One of the biggest frustrations for both trainers and trainees in cataract surgery training is this:
- Trainers struggle to figure out whether a trainee genuinely wants to learn or is just trying to rack up case numbers.
- Trainees feel stuck, wondering why their trainers won’t give them more surgical opportunities.
Many beginners believe: If I just do more cases, I’ll automatically get better.
But that’s the passive accumulation mindset, not an active learning mindset—and trainers can sense the difference.
If you’re a trainee who wants to gain more responsibility in surgery, it’s not enough to just keep asking.
You have to prove that you’re thinking, analyzing, and problem-solving like an independent surgeon.
Here’s how to do that.
1. Show Depth, Not Just Volume
Trainees who just want experience rush through cases without deeply engaging with their mistakes. They finish a step and immediately move on, assuming that experience alone will make them better.

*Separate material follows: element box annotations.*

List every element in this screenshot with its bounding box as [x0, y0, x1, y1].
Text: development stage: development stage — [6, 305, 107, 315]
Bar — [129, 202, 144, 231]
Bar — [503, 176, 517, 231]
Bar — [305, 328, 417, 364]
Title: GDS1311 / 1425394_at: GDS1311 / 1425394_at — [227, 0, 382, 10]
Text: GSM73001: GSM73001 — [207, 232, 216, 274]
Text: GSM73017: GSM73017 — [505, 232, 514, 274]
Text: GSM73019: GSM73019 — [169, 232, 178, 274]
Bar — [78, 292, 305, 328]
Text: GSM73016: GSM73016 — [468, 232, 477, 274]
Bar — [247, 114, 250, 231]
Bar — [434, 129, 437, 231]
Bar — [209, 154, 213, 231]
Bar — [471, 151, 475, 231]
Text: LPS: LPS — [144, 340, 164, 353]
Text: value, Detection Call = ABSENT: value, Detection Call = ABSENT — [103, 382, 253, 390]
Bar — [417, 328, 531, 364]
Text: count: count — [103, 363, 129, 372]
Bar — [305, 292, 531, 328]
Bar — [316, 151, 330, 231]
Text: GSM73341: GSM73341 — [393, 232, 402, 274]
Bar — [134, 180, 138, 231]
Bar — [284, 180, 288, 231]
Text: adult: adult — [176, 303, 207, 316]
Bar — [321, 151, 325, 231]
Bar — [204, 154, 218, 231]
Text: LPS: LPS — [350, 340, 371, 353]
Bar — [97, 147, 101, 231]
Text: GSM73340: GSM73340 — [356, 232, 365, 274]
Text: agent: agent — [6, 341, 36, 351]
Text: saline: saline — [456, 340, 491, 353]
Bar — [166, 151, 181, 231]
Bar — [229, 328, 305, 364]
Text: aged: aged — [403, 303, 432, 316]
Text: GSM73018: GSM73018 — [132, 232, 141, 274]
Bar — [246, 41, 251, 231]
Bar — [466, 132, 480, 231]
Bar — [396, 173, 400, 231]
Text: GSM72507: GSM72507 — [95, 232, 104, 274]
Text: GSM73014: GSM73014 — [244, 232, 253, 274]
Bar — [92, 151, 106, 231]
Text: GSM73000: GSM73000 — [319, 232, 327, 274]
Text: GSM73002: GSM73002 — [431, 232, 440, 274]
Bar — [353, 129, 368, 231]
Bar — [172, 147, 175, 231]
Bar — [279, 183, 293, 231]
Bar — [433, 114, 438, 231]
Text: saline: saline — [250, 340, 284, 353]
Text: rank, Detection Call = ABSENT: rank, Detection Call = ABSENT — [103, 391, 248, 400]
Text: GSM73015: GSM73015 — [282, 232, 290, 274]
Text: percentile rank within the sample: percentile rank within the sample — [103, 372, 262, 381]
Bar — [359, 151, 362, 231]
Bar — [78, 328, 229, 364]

- A passive trainee will complete a capsulorhexis and think, “Great, I did it.”
- An active trainee will complete a capsulorhexis and ask, “Was my size consistent? Were my centration and vector forces correct? What should I adjust?”
Instead of chasing numbers, focus on perfecting each step before moving forward.
What to Do:
- If you did a rhexis, ask your trainer for one key improvement before moving on.
- If your wound was slightly off, request feedback before your trainer has to mention it.
- Instead of just wanting “more cases,” show that you’re refining specific steps within those cases.
2. Ask for More Responsibility, Not Just More Cases
Many trainees say: “Can I do more cases?”
This signals passive accumulation—as if just doing more surgeries will magically improve skills.
Instead, you should be asking: “Can I handle nucleus delivery today instead of just capsulorhexis?”
This shows that you’re thinking in terms of skill progression, not just adding to your case count.
Start by owning smaller steps
Prove you’ve mastered them.
Then ask for the next level.
3. Take Initiative in Problem-Solving
Passive trainees ask for more cases but expect their trainer to rescue them whenever something goes wrong.
Trainers know that giving more cases to these trainees will just mean more interruptions and corrections.
Instead, be the trainee who anticipates problems and finds solutions independently.
Instead of waiting for your trainer to point out mistakes, say:
♠ “I noticed my rhexis was getting too large. I corrected my force vector—was that the right move?”
♠ “In the next dense cataract, how should I modify my tunnel construction?”
4. Accept Criticism Without Defensiveness
Trainees who only care about racking up cases often get defensive when corrected.
They see surgery as a performance, not a learning process.
A trainee with an ownership mindset actually seeks out corrections because they know that’s how they’ll improve.
If you made a mistake, acknowledge it before your trainer does:
♠ “My rhexis was too small today. I should have stretched it earlier—would that have been the right correction?”
♠ “I didn’t hydrodissect enough; I think that made nucleus delivery harder. Do you think that was the main issue?”
5. Reflect on Your Own Cases Without Being Asked
Most passive trainees only review cases when their trainer forces them to.
An active trainee self-analyzes their performance before being asked.
Instead of waiting for feedback, try to think through steps:
- “I felt like my wound was slightly anterior today. I’ll check tomorrow if I need to adjust my blade angle.”
- “I hesitated during nucleus delivery. Next time, I need to commit to the maneuver faster.”
This tells your trainer that you are already critiquing your own work- you are not blindly relying on them to tell you what went wrong.
Final Thought: Proving You’re Ready for More Responsibility
If you’re a trainee and want to gain more surgical opportunities, it’s not enough to just ask for more cases.
You have to prove that you are thinking, analyzing, and problem-solving like an independent surgeon.
- Focus on skill depth, not just case numbers.
- Ask for responsibility within a case, not just full cases.
- Anticipate problems and solutions before your trainer tells you.
- Seek out feedback and apply it.
- Show initiative by analyzing your own performance.
- Ask smart, targeted questions—not just for more cases.
Surgeons who do this gain independence faster because trainers trust them with more cases, more complex cases, and ultimately, full responsibility.